We’ve said it before and we’ll say it again, RPGs might just save the world one day. Even folks at NASA and FEMA are using “tabletop exercises” to prep for an asteroid strike next week.
This week, a team comprising members of NASA, FEMA, the European Space Agency, and other international partners will be teaming up to defend the Earth from an asteroid impact. There’s no cause to go running for shelter, or even to call Bruce Willis, Billy Bob Thornton, and Steve Buscemi…
…it’s not a real asteroid strike, just a simulated one that the international team will be responding to live via social media over the next few days as part of a “tabletop exercise,” to show how observers, researchers, emergency responders, and the general public might respond to an impending asteroid strike. This event is a part of the 2019 Planetary Defense Conference which is officially the coolest (and also probably incredibly important) conference I’ve ever heard of. And one of the centerpieces of the conference is this tabletop exercise, which comes with no end of warnings that, though realistic, there is no current danger of an asteroid strike:
The conference will include a hypothetical NEO/Earth impact event scenario that will be part of the conference (similar to what was done at the 2013, 2015 & 2017 conferences). Conference attendees may also use the hypothetical scenario as their topic for papers and presentations.
Although this scenario is realistic in many ways, it is completely fictional and does NOT describe an actual potential asteroid impact.
And though the scenario might be fake, the benefits of this exercise are quite real. It gives teams a chance to see what would happen if a situation requiring Bruce Willis’ brave self-sacrifice should actually come about. And not just how would you react, but what do you do in response. How do you handle the public response. How do you handle unforeseen circumstances? These are questions that roleplaying games are great for answering.
Sure, this might not be a formal roleplaying game with a whole bunch of editions, but in practice this is exactly what any good RPG does. It gives you a chance to play through scenarios–the same is true whether we’re talking social skills and confidence, or handling conflict and confrontation–one of the best things RPGs have given us is a space to play around with what if. Where there are still consequences–if you go punch the king in the middle of his speech there will be a reaction–but the stakes are low enough that you can make mistakes and learn how to correct for them.
So it goes with this asteroid exercise, which sounds incredibly fascinating. Here’s the scenario writeup, courtesy of Gizmodo. Just as a reminder, all of this is fictional:
On March 26, 2019, astronomers discover an asteroid in the night sky, far dimmer than Pluto to their telescopes. They name it 2019 PDC. Initially, it appears that the asteroid’s eccentric orbit bring it within approximately 18 times the Moon’s distance from the Earth, with a chance of hitting the Earth at one in 50,000 in 2027.
Astronomers continue to track the object as it gets closer. They learn it could be somewhere between 100 and 300 meters wide—the size of a skyscraper. After a month of tracking, the probability of collision with Earth is now 1 percent—the threshold at which international organizations have agreed they must take action.
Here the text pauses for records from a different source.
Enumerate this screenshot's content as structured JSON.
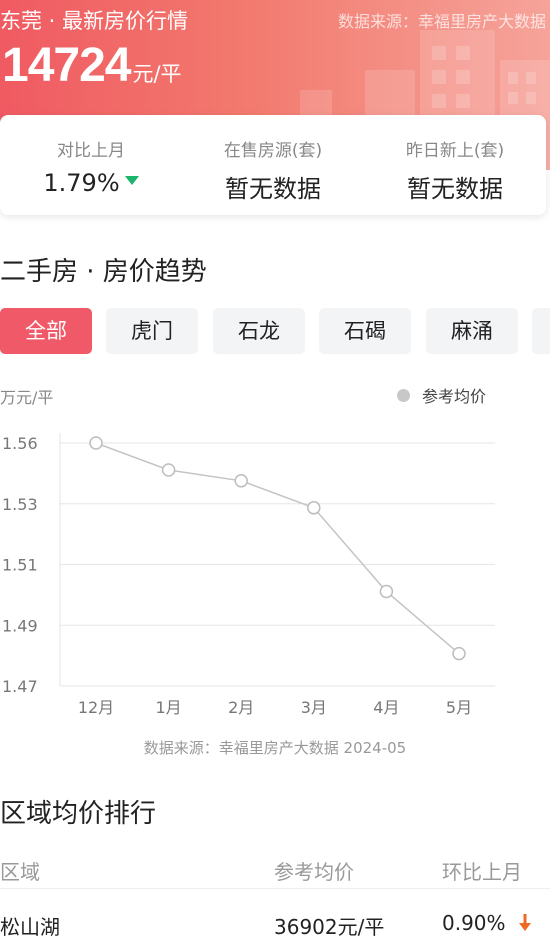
{
  "header": {
    "title": "东莞 · 最新房价行情",
    "source": "数据来源：幸福里房产大数据",
    "price": "14724",
    "price_unit": "元/平",
    "colors": {
      "gradient_start": "#f05a62",
      "gradient_end": "#f6a39a"
    }
  },
  "stats": [
    {
      "label": "对比上月",
      "value": "1.79%",
      "trend": "down",
      "trend_color": "#19b66b"
    },
    {
      "label": "在售房源(套)",
      "value": "暂无数据"
    },
    {
      "label": "昨日新上(套)",
      "value": "暂无数据"
    }
  ],
  "trend_section": {
    "title": "二手房 · 房价趋势",
    "tabs": [
      "全部",
      "虎门",
      "石龙",
      "石碣",
      "麻涌"
    ],
    "active_tab": "全部",
    "accent_color": "#f05a68"
  },
  "chart_data": {
    "type": "line",
    "ylabel": "万元/平",
    "categories": [
      "12月",
      "1月",
      "2月",
      "3月",
      "4月",
      "5月"
    ],
    "series": [
      {
        "name": "参考均价",
        "values": [
          1.56,
          1.55,
          1.546,
          1.536,
          1.505,
          1.482
        ]
      }
    ],
    "yticks": [
      "1.56",
      "1.53",
      "1.51",
      "1.49",
      "1.47"
    ],
    "ylim": [
      1.47,
      1.56
    ],
    "grid": true,
    "legend_position": "top-right",
    "source": "数据来源：幸福里房产大数据 2024-05"
  },
  "ranking": {
    "title": "区域均价排行",
    "columns": [
      "区域",
      "参考均价",
      "环比上月"
    ],
    "rows": [
      {
        "area": "松山湖",
        "price": "36902元/平",
        "change": "0.90%",
        "trend": "down",
        "trend_color": "#f06a23"
      }
    ]
  }
}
Astronomers are able to create a “risk corridor,” measuring where the asteroid might hit. Its potential paths intersect the United States, some of western Africa, and the Atlantic and the Pacific Ocean.
- 2019 PDC approaches the Earth for well over a month after discovery, and it reaches its closest point of about 0.13 au on May 13. Unfortunately, the asteroid is too far away to be detected by radar, and it is not expected to pass close to the Earth again, until 2027.
- Astronomers continue to track the asteroid almost every night, and the impact probability for 2027 continues to rise. As of April 29, 2019, the first day of the 2019 Planetary Defense Conference, the probability of impact has climbed to about 1%. The rest of the scenario will be played out at the conference.
The whole scenario sounds like it’d make an awesome campaign. You can track it real time via social media thanks to the European Space Agency’s feed, or the ESA’s Rocket Science Blog to see how it develops.
We’ve already talked about potential benefits, here are a few actual benefits that this roleplaying exercise has brought to NASA and FEMA, according to a NASA announcement about the event:
What NASA has learned from working with FEMA is that emergency management officials are not focused on the scientific details about the asteroid. “What emergency managers want to know is when, where, and how an asteroid would impact and the type and extent of damage that could occur,” said Leviticus Lewis, Response Operations Division for FEMA.
But the scientific details are what determine these things, so NASA-funded researchers continue to develop capabilities for determining more exact possible impact locations and effects, based on what could be observed about an asteroid’s position, orbital motion and characteristics, to be ready to produce the most accurate predictions possible in the event an actual impact threat were discovered.
So there you have it. Though there might not be any d20s involved over the course of it, roleplaying games and exercsises like this might just save the world one day.